Уходя, она встретила в сенях дворника с рамой; за ним шел и сам Афанасий Петрович, желавший лично присутствовать при возвращении рамы на старое место.

— А какову штучку сыграл я с вашим женишком! — сказал он ей, кланяясь с стариковской любезностью и самодовольно указывая на раму: — а?..

И он расхохотался на весь свой маленький деревянный дом.

Глава III

Знакомство

Жара была страшная. В Струнниковом переулке, и всегда не слишком оживленном, царствовала глубокая тишина. Кругом все, утомленное, расслабленное, бездействовало… Не слышалось ни чириканья воробьев, ни воркованья голубей. Курицы, вырыв себе ямы и спрятав нос под крыло, дремали. Грязная лохматая собака в изнеможении лежала в тени, высунув язык, и тяжело дышала. Только неутомимые мухи, жужжа, крутились в воздухе и безжалостно щекотали собаку; выведенная из терпения, она яростно их ловила с неистовым стуком зубов и проворно глотала…
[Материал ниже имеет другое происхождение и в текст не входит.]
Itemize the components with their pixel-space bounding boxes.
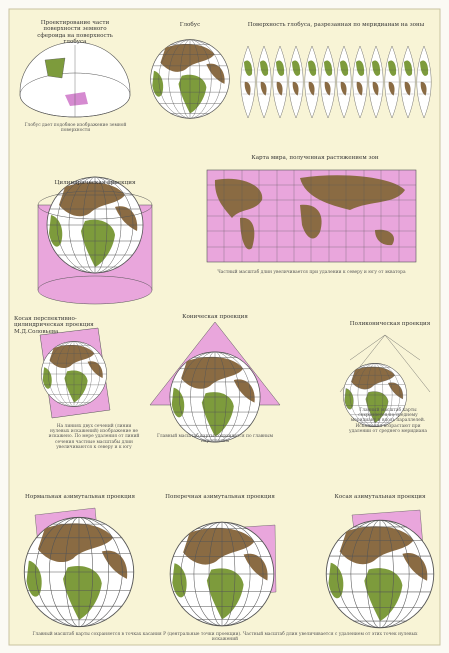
panel-title: Карта мира, полученная растяжением зон	[251, 155, 379, 161]
footer-caption: Главный масштаб карты сохраняется в точк…	[32, 632, 418, 643]
panel-caption: На линиях двух сечений (линии нулевых ис…	[48, 424, 140, 450]
panel-title: Косая азимутальная проекция	[334, 494, 426, 500]
panel-title: Нормальная азимутальная проекция	[25, 494, 135, 500]
panel-title: Глобус	[179, 22, 201, 28]
panel-caption: Глобус дает подобное изображение земной …	[24, 123, 127, 134]
panel-caption: Главный масштаб карты сохраняется по сре…	[349, 408, 427, 434]
panel-caption: Главный масштаб карты сохраняется по гла…	[156, 434, 273, 445]
panel-title: Поликоническая проекция	[349, 321, 431, 327]
panel-title: Проектирование части поверхности земного…	[37, 20, 113, 46]
panel-caption: Частный масштаб длин увеличивается при у…	[217, 270, 406, 275]
globe	[150, 39, 230, 119]
hemisphere-figure	[19, 41, 131, 118]
cylinder-figure	[37, 176, 153, 305]
panel-title: Коническая проекция	[182, 314, 248, 320]
polyconic-figure	[339, 334, 431, 428]
world-map	[206, 169, 417, 263]
panel-title: Цилиндрическая проекция	[54, 180, 136, 186]
panel-title: Поперечная азимутальная проекция	[165, 494, 275, 500]
panel-title: Косая перспективно-цилиндрическая проекц…	[14, 316, 94, 335]
oblique-cylinder-figure	[39, 327, 111, 419]
azimuthal-figures	[23, 507, 435, 629]
cone-figure	[149, 321, 281, 443]
panel-title: Поверхность глобуса, разрезанная по мери…	[247, 22, 425, 28]
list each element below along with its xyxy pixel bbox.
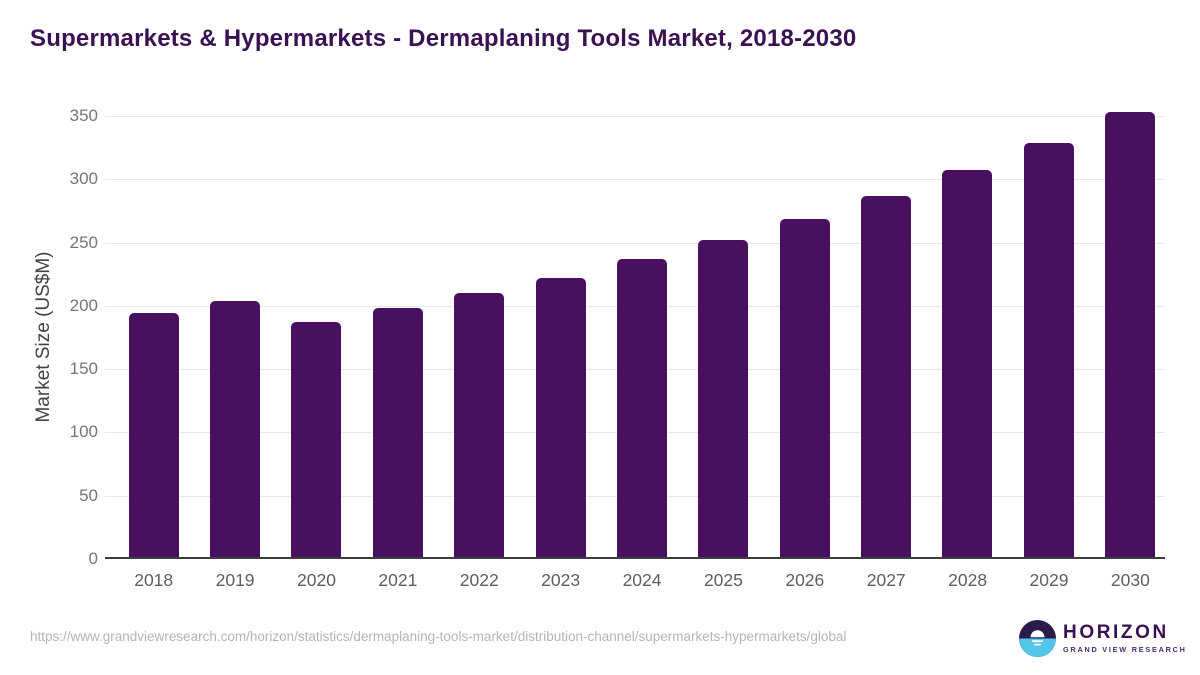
bar-2021 [372,308,423,559]
y-tick-label: 200 [69,295,98,315]
bar-2023 [535,278,586,559]
y-tick-label: 300 [69,169,98,189]
x-tick-label: 2028 [948,570,988,590]
bar-2020 [291,322,342,559]
y-tick-label: 150 [69,359,98,379]
x-tick-label: 2027 [866,570,906,590]
horizon-logo-subbrand: GRAND VIEW RESEARCH [1063,645,1187,654]
bar-series [113,112,1171,559]
y-axis-tick-labels: 0 50 100 150 200 250 300 350 [0,106,98,568]
y-tick-label: 100 [69,422,98,442]
y-tick-label: 50 [79,485,98,505]
bar-2024 [616,259,667,559]
bar-2019 [210,300,261,559]
x-tick-label: 2029 [1029,570,1069,590]
bar-2027 [861,195,912,559]
gridline [105,242,1165,244]
x-tick-label: 2026 [785,570,825,590]
x-tick-label: 2020 [297,570,336,590]
x-tick-label: 2018 [134,570,174,590]
bar-2025 [698,240,749,559]
source-url: https://www.grandviewresearch.com/horizo… [30,629,847,644]
x-tick-label: 2021 [378,570,418,590]
gridline [105,116,1165,117]
bar-2028 [942,170,993,559]
y-tick-label: 0 [88,549,98,568]
horizon-logo-brand: HORIZON [1063,622,1169,643]
bar-2030 [1105,112,1156,559]
gridline [105,179,1165,181]
x-tick-label: 2022 [459,570,499,590]
x-axis-line [105,557,1165,559]
x-tick-label: 2025 [703,570,743,590]
x-axis-tick-labels: 2018 2019 2020 2021 2022 2023 2024 2025 2026 2027… [113,570,1171,591]
bar-2022 [454,293,505,559]
chart-title: Supermarkets & Hypermarkets - Dermaplani… [30,25,857,52]
x-tick-label: 2030 [1110,570,1150,590]
horizon-logo: HORIZON GRAND VIEW RESEARCH [1019,620,1187,657]
y-tick-label: 350 [69,106,98,125]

Переулок приходился почти на краю города, и стук экипажей не мешал слушать всему населению тоненький голос башмачника, который, прилежно работая и пристукивая, пел немецкую песню у растворенного окна; ему тихо вторила молоденькая черноглазая девушка, сидевшая у окна второго этажа. Вокруг нее лежали лоскутки только что раскроенного платья. Но она не слишком прилежно работала, поминутно поглядывая искоса на окно противоположного дома, выкрашенного зеленой краской; при каждом взгляде яркий румянец покрывал ее щеки, хотя окно, возбуждавшее ее любопытство, по-видимому, не представляло ничего особенного. Золотое дерево и огромная старая герань, густо разросшаяся, закрывали его плотною зеленою стеною. Изредка листья колыхались, и тогда только можно было заметить два черные глаза, неподвижно устремленные на девушку.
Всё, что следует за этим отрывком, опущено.